After six years of pushing the Town of Pittsboro to take meaningful action to hold upstream polluters accountable, this is an encouraging sign. However, it took six years of presenting at Town Council meetings, holding public meetings, sending mailers and phone calls to every resident, working with amazing community members like Katie Bryant, Jessica Merricks, Reverend Carl Thompson and his wife Mechelle Thompson to get the word out to Pittsboro residents that the drinking water supply was extremely contaminated. The lack of action meant increased and prolonged exposure for these communities. Yet, the recognition of these levels of contamination in the drinking water supply shows the Town’s commitment to addressing this. Just last year, a granular activated carbon treatment facility was put in place. That system has reduced PFAS levels in finished drinking water by over 90%.

This lawsuit focuses only on the financial burden that Pittsboro faced because of past actions by these corporations. What is missing here is any accountability for the industries in the watershed that have been using those toxins and dumping the products into surface water. Elevate Textiles, Shawmut Textiles and Unichem in Burlington, and Lanxess, Shamrock Environmental, and the Piedmont Triad Airport in Greensboro continue to use and discharge these products. For multibillion dollar corporations, this lawsuit will have little impacts, unless this action is followed by other impacted communities pushing towards this same goal. These products have to be eliminated from all production lines at the source in order to protect communities not only in the Haw River watershed and North Carolina, but worldwide. These chemical corporations need to be held accountable. The Town of Pittsboro does not have the authority to ban PFAS products from being sold within the Haw River watershed. However, legislation has repeatedly been introduced in North Carolina to enforce that and has not been passed. Representative Pricey Harrison plans to reintroduce these bills this session. We need you to contact your representatives and ask for their support of those bills.

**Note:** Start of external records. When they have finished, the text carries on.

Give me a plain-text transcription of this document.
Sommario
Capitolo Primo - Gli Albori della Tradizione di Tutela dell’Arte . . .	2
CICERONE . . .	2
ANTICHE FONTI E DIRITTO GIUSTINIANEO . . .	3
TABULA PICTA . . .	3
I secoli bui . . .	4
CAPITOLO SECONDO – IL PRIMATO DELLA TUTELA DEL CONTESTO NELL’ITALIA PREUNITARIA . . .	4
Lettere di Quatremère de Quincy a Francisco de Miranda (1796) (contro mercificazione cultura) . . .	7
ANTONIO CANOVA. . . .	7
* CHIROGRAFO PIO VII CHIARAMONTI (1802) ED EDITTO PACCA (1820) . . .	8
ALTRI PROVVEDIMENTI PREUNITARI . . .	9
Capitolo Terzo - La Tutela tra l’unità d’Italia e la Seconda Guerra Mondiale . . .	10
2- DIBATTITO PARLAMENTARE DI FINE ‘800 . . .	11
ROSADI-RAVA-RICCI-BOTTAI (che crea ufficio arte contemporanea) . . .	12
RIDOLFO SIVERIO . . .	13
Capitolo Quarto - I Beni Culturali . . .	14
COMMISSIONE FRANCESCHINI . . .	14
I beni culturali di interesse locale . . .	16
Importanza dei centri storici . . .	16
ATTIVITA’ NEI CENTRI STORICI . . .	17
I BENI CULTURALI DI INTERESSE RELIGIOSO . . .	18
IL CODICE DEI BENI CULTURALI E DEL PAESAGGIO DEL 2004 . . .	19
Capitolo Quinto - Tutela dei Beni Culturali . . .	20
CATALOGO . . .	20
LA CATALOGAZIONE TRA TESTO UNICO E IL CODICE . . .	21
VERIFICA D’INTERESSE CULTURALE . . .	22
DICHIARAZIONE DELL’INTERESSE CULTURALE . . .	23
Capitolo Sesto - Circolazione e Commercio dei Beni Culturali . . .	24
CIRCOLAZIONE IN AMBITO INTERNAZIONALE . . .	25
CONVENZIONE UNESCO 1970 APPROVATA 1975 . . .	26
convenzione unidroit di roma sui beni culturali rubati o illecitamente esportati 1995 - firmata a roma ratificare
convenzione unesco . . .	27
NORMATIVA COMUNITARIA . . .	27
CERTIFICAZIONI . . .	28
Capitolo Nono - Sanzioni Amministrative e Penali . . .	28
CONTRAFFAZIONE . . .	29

Haw River Assembly has been working with Southern Environmental Law Center to uphold the Clean Water Act and hold upstream polluters accountable. Our litigation work against the City of Burlington and the City of Greensboro has led to increased investigation to track sources and strict limits on discharges. However, we do not have the authority to require strict discharges limits on permits across the watershed. North Carolina Department of Environmental Quality does have that authority. Upcoming discharge permits will be the opportunity the set those limitations. Sanford’s wastewater treatment plant is currently under review and a public hearing is scheduled for March 7th at 6pm. Asheboro’s permit is also under review and the comment period closed earlier this month. We anticipate a public hearing within the next month. Greensboro, Reidsville, and Burlington are also in the queue for upcoming permit reviews. All of these permits also require public input. Haw River Assembly will be pushing our members to attend public hearings and submit comments to have the most protective permits for our river and our communities.